4. The method of claim 1, further comprising determining that a time interval required to transmit the command exceeds the transmission interval.
5. The method of claim 4, further comprising fragmenting the command into at least two command fragments.
6. The method of claim 5, wherein the portion of the command transmitted during the transmission interval comprises a first of the at least two command fragments.
7. The method of claim 6, further comprising causing transmission of a second of the at least two command fragments during a subsequent transmission interval.
8. The method of claim 5, wherein each of the at least two command fragments comprises a header providing sequencing information for a first of the at least two command fragments relative to a second of the at least two command fragments.
9. A method comprising:
transmitting, by a display device, signal pulses at a pulse rate corresponding to a frame rate of a video program;
transmitting, to a remote control, a message specifying the pulse rate and a time duration of a transmission interval between a pair of the signal pulses; and
receiving, from the remote control, a command signal during the transmission interval.
10. The method of claim 9, wherein the message specifies a time duration of each of the signal pulses.
11. The method of claim 9, wherein the message specifies that a guard band precedes each of the signal pulses and/or follows each of the signal pulses, and wherein the pulse time message specifies a time duration of the guard band.
12. The method of claim 11, further comprising adjusting the rate at which the signal pulses are transmitted.
13. The method of claim 9, further comprising processing a plurality of packets received from the remote control;
determining that each of the packets contains a fragment of a command; and
reconstructing the command from the fragments.
14. A method comprising:
detecting, by a device, a command packet sent by a remote control;
determining that the command packet comprises an end sentinel followed by an identifier data sequence that identifies an alternative signaling frequency and comprises remote control address data of the remote control;
causing transmission of a pairing request comprising the remote control address data and device address data of the device; and
receiving a pairing response message from the remote control to establish a communication session with the remote control using the alternative signaling frequency.

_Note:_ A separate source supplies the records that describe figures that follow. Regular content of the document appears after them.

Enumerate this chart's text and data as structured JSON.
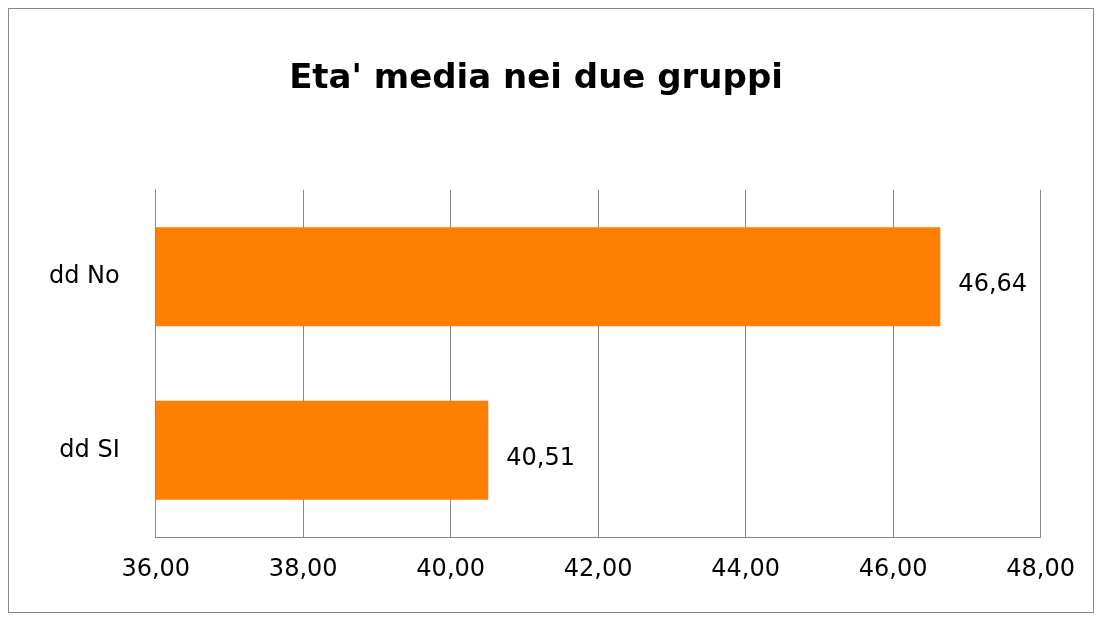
{
  "chart_data": {
    "type": "bar",
    "orientation": "horizontal",
    "title": "Eta' media nei due gruppi",
    "categories": [
      "dd No",
      "dd SI"
    ],
    "values": [
      46.64,
      40.51
    ],
    "value_labels": [
      "46,64",
      "40,51"
    ],
    "color": "#ff8000",
    "xlim": [
      36,
      48
    ],
    "xticks": [
      {
        "value": 36,
        "label": "36,00"
      },
      {
        "value": 38,
        "label": "38,00"
      },
      {
        "value": 40,
        "label": "40,00"
      },
      {
        "value": 42,
        "label": "42,00"
      },
      {
        "value": 44,
        "label": "44,00"
      },
      {
        "value": 46,
        "label": "46,00"
      },
      {
        "value": 48,
        "label": "48,00"
      }
    ],
    "grid": "x",
    "legend": false
  }
}
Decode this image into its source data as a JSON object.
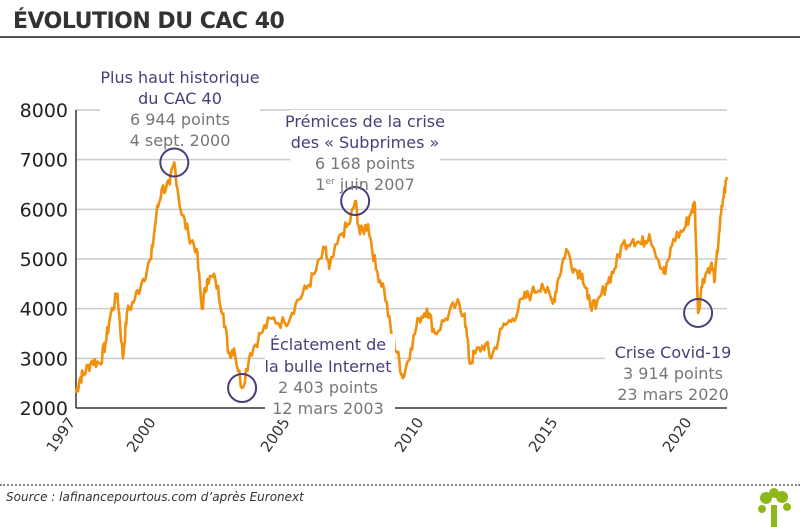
{
  "title": "ÉVOLUTION DU CAC 40",
  "source": "Source : lafinancepourtous.com d’après Euronext",
  "colors": {
    "line": "#f0900c",
    "annot_title": "#4b3d7a",
    "annot_value": "#777777",
    "grid": "#cccccc",
    "logo": "#8db81a"
  },
  "chart_data": {
    "type": "line",
    "title": "ÉVOLUTION DU CAC 40",
    "xlabel": "",
    "ylabel": "",
    "xlim": [
      1997,
      2021.3
    ],
    "ylim": [
      2000,
      8000
    ],
    "yticks": [
      "2000",
      "3000",
      "4000",
      "5000",
      "6000",
      "7000",
      "8000"
    ],
    "xticks": [
      "1997",
      "2000",
      "2005",
      "2010",
      "2015",
      "2020"
    ],
    "grid": true,
    "series": [
      {
        "name": "CAC 40",
        "points": [
          [
            1997.0,
            2300
          ],
          [
            1997.15,
            2600
          ],
          [
            1997.3,
            2700
          ],
          [
            1997.6,
            2950
          ],
          [
            1997.9,
            2900
          ],
          [
            1998.1,
            3300
          ],
          [
            1998.3,
            3900
          ],
          [
            1998.55,
            4300
          ],
          [
            1998.75,
            3000
          ],
          [
            1998.9,
            3900
          ],
          [
            1999.2,
            4200
          ],
          [
            1999.5,
            4600
          ],
          [
            1999.8,
            5000
          ],
          [
            2000.0,
            5900
          ],
          [
            2000.2,
            6400
          ],
          [
            2000.5,
            6500
          ],
          [
            2000.67,
            6944
          ],
          [
            2000.9,
            6000
          ],
          [
            2001.2,
            5500
          ],
          [
            2001.5,
            5200
          ],
          [
            2001.7,
            4000
          ],
          [
            2001.9,
            4600
          ],
          [
            2002.2,
            4600
          ],
          [
            2002.5,
            3900
          ],
          [
            2002.7,
            3100
          ],
          [
            2002.9,
            3200
          ],
          [
            2003.2,
            2403
          ],
          [
            2003.5,
            3100
          ],
          [
            2003.9,
            3500
          ],
          [
            2004.3,
            3800
          ],
          [
            2004.8,
            3700
          ],
          [
            2005.2,
            4100
          ],
          [
            2005.6,
            4400
          ],
          [
            2005.9,
            4700
          ],
          [
            2006.3,
            5200
          ],
          [
            2006.45,
            4800
          ],
          [
            2006.9,
            5500
          ],
          [
            2007.2,
            5700
          ],
          [
            2007.42,
            6168
          ],
          [
            2007.6,
            5500
          ],
          [
            2007.9,
            5700
          ],
          [
            2008.2,
            4800
          ],
          [
            2008.5,
            4400
          ],
          [
            2008.8,
            3400
          ],
          [
            2009.0,
            3100
          ],
          [
            2009.2,
            2600
          ],
          [
            2009.5,
            3200
          ],
          [
            2009.8,
            3800
          ],
          [
            2010.1,
            4000
          ],
          [
            2010.4,
            3500
          ],
          [
            2010.8,
            3800
          ],
          [
            2011.2,
            4100
          ],
          [
            2011.5,
            3900
          ],
          [
            2011.7,
            2900
          ],
          [
            2011.9,
            3100
          ],
          [
            2012.3,
            3300
          ],
          [
            2012.5,
            3000
          ],
          [
            2012.9,
            3600
          ],
          [
            2013.3,
            3800
          ],
          [
            2013.7,
            4200
          ],
          [
            2014.0,
            4300
          ],
          [
            2014.4,
            4500
          ],
          [
            2014.8,
            4100
          ],
          [
            2015.0,
            4600
          ],
          [
            2015.3,
            5200
          ],
          [
            2015.6,
            4800
          ],
          [
            2015.9,
            4700
          ],
          [
            2016.1,
            4200
          ],
          [
            2016.4,
            4000
          ],
          [
            2016.8,
            4500
          ],
          [
            2017.1,
            4800
          ],
          [
            2017.4,
            5300
          ],
          [
            2017.8,
            5400
          ],
          [
            2018.1,
            5300
          ],
          [
            2018.4,
            5500
          ],
          [
            2018.9,
            4800
          ],
          [
            2019.0,
            4700
          ],
          [
            2019.3,
            5400
          ],
          [
            2019.7,
            5600
          ],
          [
            2020.0,
            6000
          ],
          [
            2020.1,
            6100
          ],
          [
            2020.22,
            3914
          ],
          [
            2020.4,
            4600
          ],
          [
            2020.7,
            4900
          ],
          [
            2020.85,
            4600
          ],
          [
            2021.0,
            5500
          ],
          [
            2021.15,
            6200
          ],
          [
            2021.3,
            6650
          ]
        ]
      }
    ],
    "annotations": [
      {
        "x": 2000.67,
        "y": 6944,
        "title": [
          "Plus haut historique",
          "du CAC 40"
        ],
        "value": "6 944 points",
        "date": "4 sept. 2000"
      },
      {
        "x": 2003.2,
        "y": 2403,
        "title": [
          "Éclatement de",
          "la bulle Internet"
        ],
        "value": "2 403 points",
        "date": "12 mars 2003"
      },
      {
        "x": 2007.42,
        "y": 6168,
        "title": [
          "Prémices de la crise",
          "des « Subprimes »"
        ],
        "value": "6 168 points",
        "date_prefix": "1",
        "date_sup": "er",
        "date": " juin 2007"
      },
      {
        "x": 2020.22,
        "y": 3914,
        "title": [
          "Crise Covid-19"
        ],
        "value": "3 914 points",
        "date": "23 mars 2020"
      }
    ]
  }
}
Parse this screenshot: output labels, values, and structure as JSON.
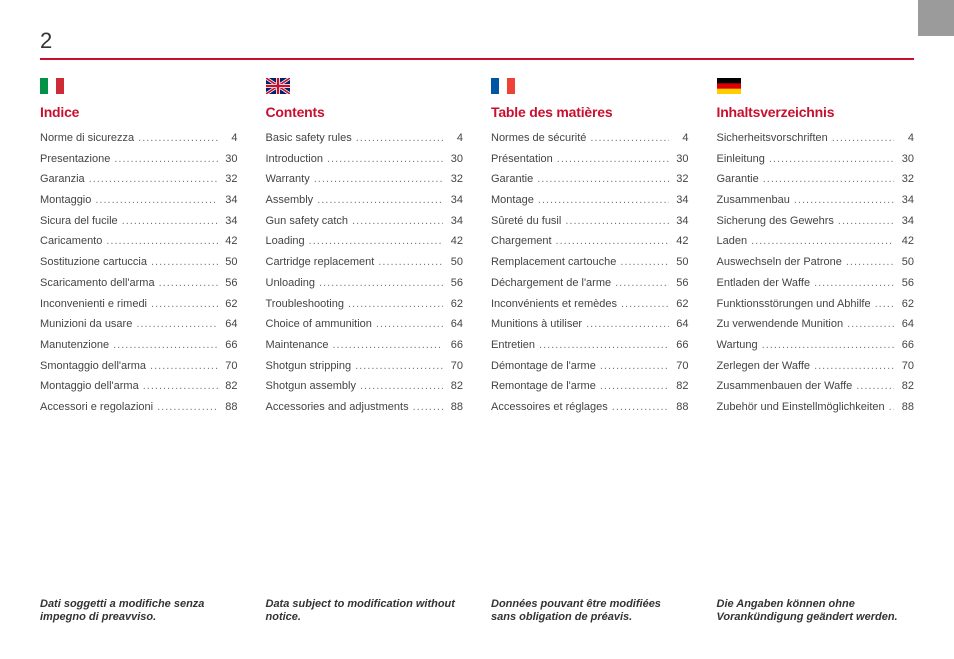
{
  "page_number": "2",
  "colors": {
    "accent": "#c8102e",
    "corner": "#9b9b9b",
    "text": "#333333"
  },
  "columns": [
    {
      "flag_id": "flag-it",
      "title": "Indice",
      "entries": [
        {
          "label": "Norme di sicurezza",
          "page": "4"
        },
        {
          "label": "Presentazione",
          "page": "30"
        },
        {
          "label": "Garanzia",
          "page": "32"
        },
        {
          "label": "Montaggio",
          "page": "34"
        },
        {
          "label": "Sicura del fucile",
          "page": "34"
        },
        {
          "label": "Caricamento",
          "page": "42"
        },
        {
          "label": "Sostituzione cartuccia",
          "page": "50"
        },
        {
          "label": "Scaricamento dell'arma",
          "page": "56"
        },
        {
          "label": "Inconvenienti e rimedi",
          "page": "62"
        },
        {
          "label": "Munizioni da usare",
          "page": "64"
        },
        {
          "label": "Manutenzione",
          "page": "66"
        },
        {
          "label": "Smontaggio dell'arma",
          "page": "70"
        },
        {
          "label": "Montaggio dell'arma",
          "page": "82"
        },
        {
          "label": "Accessori e regolazioni",
          "page": "88"
        }
      ],
      "footnote": "Dati soggetti a modifiche senza impegno di preavviso."
    },
    {
      "flag_id": "flag-uk",
      "title": "Contents",
      "entries": [
        {
          "label": "Basic safety rules",
          "page": "4"
        },
        {
          "label": "Introduction",
          "page": "30"
        },
        {
          "label": "Warranty",
          "page": "32"
        },
        {
          "label": "Assembly",
          "page": "34"
        },
        {
          "label": "Gun safety catch",
          "page": "34"
        },
        {
          "label": "Loading",
          "page": "42"
        },
        {
          "label": "Cartridge replacement",
          "page": "50"
        },
        {
          "label": "Unloading",
          "page": "56"
        },
        {
          "label": "Troubleshooting",
          "page": "62"
        },
        {
          "label": "Choice of ammunition",
          "page": "64"
        },
        {
          "label": "Maintenance",
          "page": "66"
        },
        {
          "label": "Shotgun stripping",
          "page": "70"
        },
        {
          "label": "Shotgun assembly",
          "page": "82"
        },
        {
          "label": "Accessories and adjustments",
          "page": "88"
        }
      ],
      "footnote": "Data subject to modification without notice."
    },
    {
      "flag_id": "flag-fr",
      "title": "Table des matières",
      "entries": [
        {
          "label": "Normes de sécurité",
          "page": "4"
        },
        {
          "label": "Présentation",
          "page": "30"
        },
        {
          "label": "Garantie",
          "page": "32"
        },
        {
          "label": "Montage",
          "page": "34"
        },
        {
          "label": "Sûreté du fusil",
          "page": "34"
        },
        {
          "label": "Chargement",
          "page": "42"
        },
        {
          "label": "Remplacement cartouche",
          "page": "50"
        },
        {
          "label": "Déchargement de l'arme",
          "page": "56"
        },
        {
          "label": "Inconvénients et remèdes",
          "page": "62"
        },
        {
          "label": "Munitions à utiliser",
          "page": "64"
        },
        {
          "label": "Entretien",
          "page": "66"
        },
        {
          "label": "Démontage de l'arme",
          "page": "70"
        },
        {
          "label": "Remontage de l'arme",
          "page": "82"
        },
        {
          "label": "Accessoires et réglages",
          "page": "88"
        }
      ],
      "footnote": "Données pouvant être modifiées sans obligation de préavis."
    },
    {
      "flag_id": "flag-de",
      "title": "Inhaltsverzeichnis",
      "entries": [
        {
          "label": "Sicherheitsvorschriften",
          "page": "4"
        },
        {
          "label": "Einleitung",
          "page": "30"
        },
        {
          "label": "Garantie",
          "page": "32"
        },
        {
          "label": "Zusammenbau",
          "page": "34"
        },
        {
          "label": "Sicherung des Gewehrs",
          "page": "34"
        },
        {
          "label": "Laden",
          "page": "42"
        },
        {
          "label": "Auswechseln der Patrone",
          "page": "50"
        },
        {
          "label": "Entladen der Waffe",
          "page": "56"
        },
        {
          "label": "Funktionsstörungen und Abhilfe",
          "page": "62"
        },
        {
          "label": "Zu verwendende Munition",
          "page": "64"
        },
        {
          "label": "Wartung",
          "page": "66"
        },
        {
          "label": "Zerlegen der Waffe",
          "page": "70"
        },
        {
          "label": "Zusammenbauen der Waffe",
          "page": "82"
        },
        {
          "label": "Zubehör und Einstellmöglichkeiten",
          "page": "88"
        }
      ],
      "footnote": "Die Angaben können ohne Vorankündigung geändert werden."
    }
  ]
}
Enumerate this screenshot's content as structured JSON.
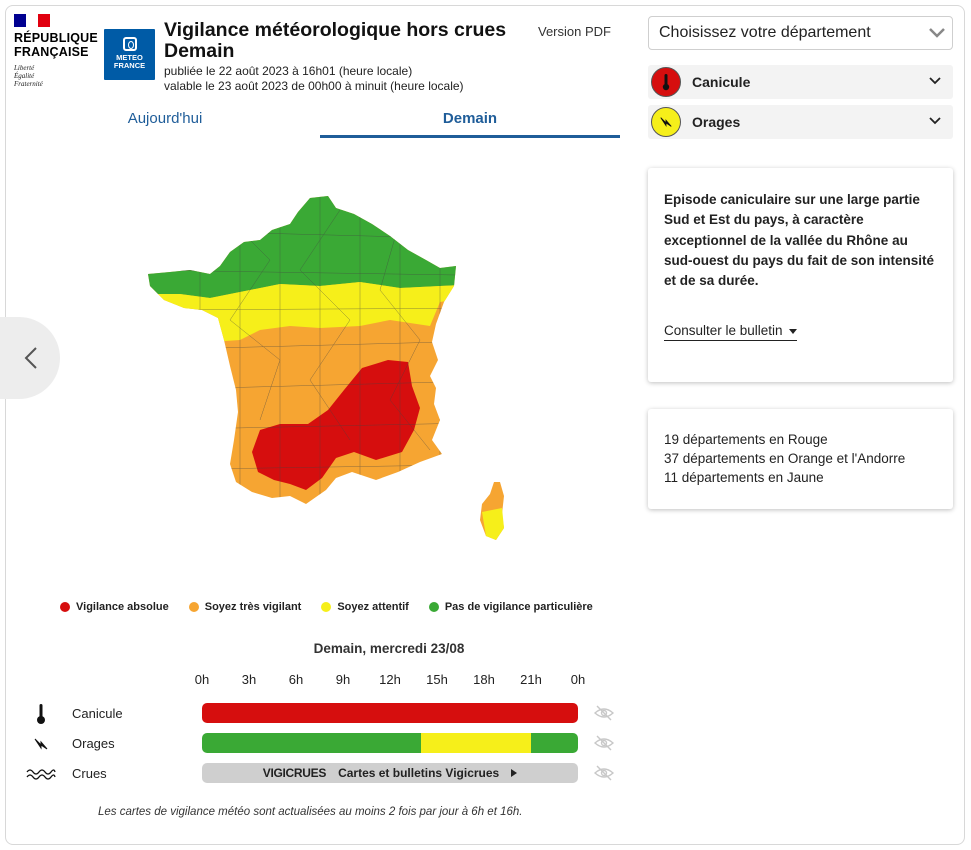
{
  "header": {
    "republic_name_line1": "RÉPUBLIQUE",
    "republic_name_line2": "FRANÇAISE",
    "motto": [
      "Liberté",
      "Égalité",
      "Fraternité"
    ],
    "meteo_logo_line1": "METEO",
    "meteo_logo_line2": "FRANCE",
    "title_line1": "Vigilance météorologique hors crues",
    "title_line2": "Demain",
    "published": "publiée le 22 août 2023 à 16h01 (heure locale)",
    "valid": "valable le 23 août 2023 de 00h00 à minuit (heure locale)",
    "pdf_link": "Version PDF"
  },
  "tabs": {
    "today": "Aujourd'hui",
    "tomorrow": "Demain",
    "active": "tomorrow"
  },
  "legend": [
    {
      "label": "Vigilance absolue",
      "color": "#d60e0e"
    },
    {
      "label": "Soyez très vigilant",
      "color": "#f6a532"
    },
    {
      "label": "Soyez attentif",
      "color": "#f6ef1a"
    },
    {
      "label": "Pas de vigilance particulière",
      "color": "#3aa935"
    }
  ],
  "timeline": {
    "date": "Demain, mercredi 23/08",
    "hours": [
      "0h",
      "3h",
      "6h",
      "9h",
      "12h",
      "15h",
      "18h",
      "21h",
      "0h"
    ],
    "rows": {
      "canicule": {
        "label": "Canicule",
        "icon": "thermometer-icon",
        "segments": [
          {
            "from": 0,
            "to": 24,
            "color": "#d60e0e"
          }
        ]
      },
      "orages": {
        "label": "Orages",
        "icon": "lightning-icon",
        "segments": [
          {
            "from": 0,
            "to": 14,
            "color": "#3aa935"
          },
          {
            "from": 14,
            "to": 21,
            "color": "#f6ef1a"
          },
          {
            "from": 21,
            "to": 24,
            "color": "#3aa935"
          }
        ]
      },
      "crues": {
        "label": "Crues",
        "icon": "waves-icon",
        "vigicrues_logo": "VIGICRUES",
        "link_label": "Cartes et bulletins Vigicrues"
      }
    }
  },
  "footnote": "Les cartes de vigilance météo sont actualisées au moins 2 fois par jour à 6h et 16h.",
  "sidebar": {
    "department_select_placeholder": "Choisissez votre département",
    "risks": [
      {
        "label": "Canicule",
        "icon": "thermometer-icon",
        "color": "#d60e0e"
      },
      {
        "label": "Orages",
        "icon": "lightning-icon",
        "color": "#f6ef1a"
      }
    ],
    "bulletin_text": "Episode caniculaire sur une large partie Sud et Est du pays, à caractère exceptionnel de la vallée du Rhône au sud-ouest du pays du fait de son intensité et de sa durée.",
    "bulletin_link": "Consulter le bulletin",
    "counts": [
      "19 départements en Rouge",
      "37 départements en Orange et l'Andorre",
      "11 départements en Jaune"
    ]
  }
}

15. The method of claim 14, further comprising exchanging keys with the remote control for encrypting messages to be sent as part of the communication session.
16. The method of claim 14, wherein the detecting of the command packet further comprises determining that the command packet has been fragmented into at least two command fragments.
17. The method of claim 16, wherein each of the at least two command fragments comprises a header providing sequencing information for a first of the at least two command fragments relative to a second of the at least two command fragments.
18. The method of claim 17, wherein the detecting of the command packet further comprises reconstructing the command packet based on the sequencing information.
19. The method of claim 15, further comprising, subsequent to the establishing of the communication session, receiving a second command packet.
20. The method of claim 19, further comprising causing communication of an acknowledgement in response to the second command packet.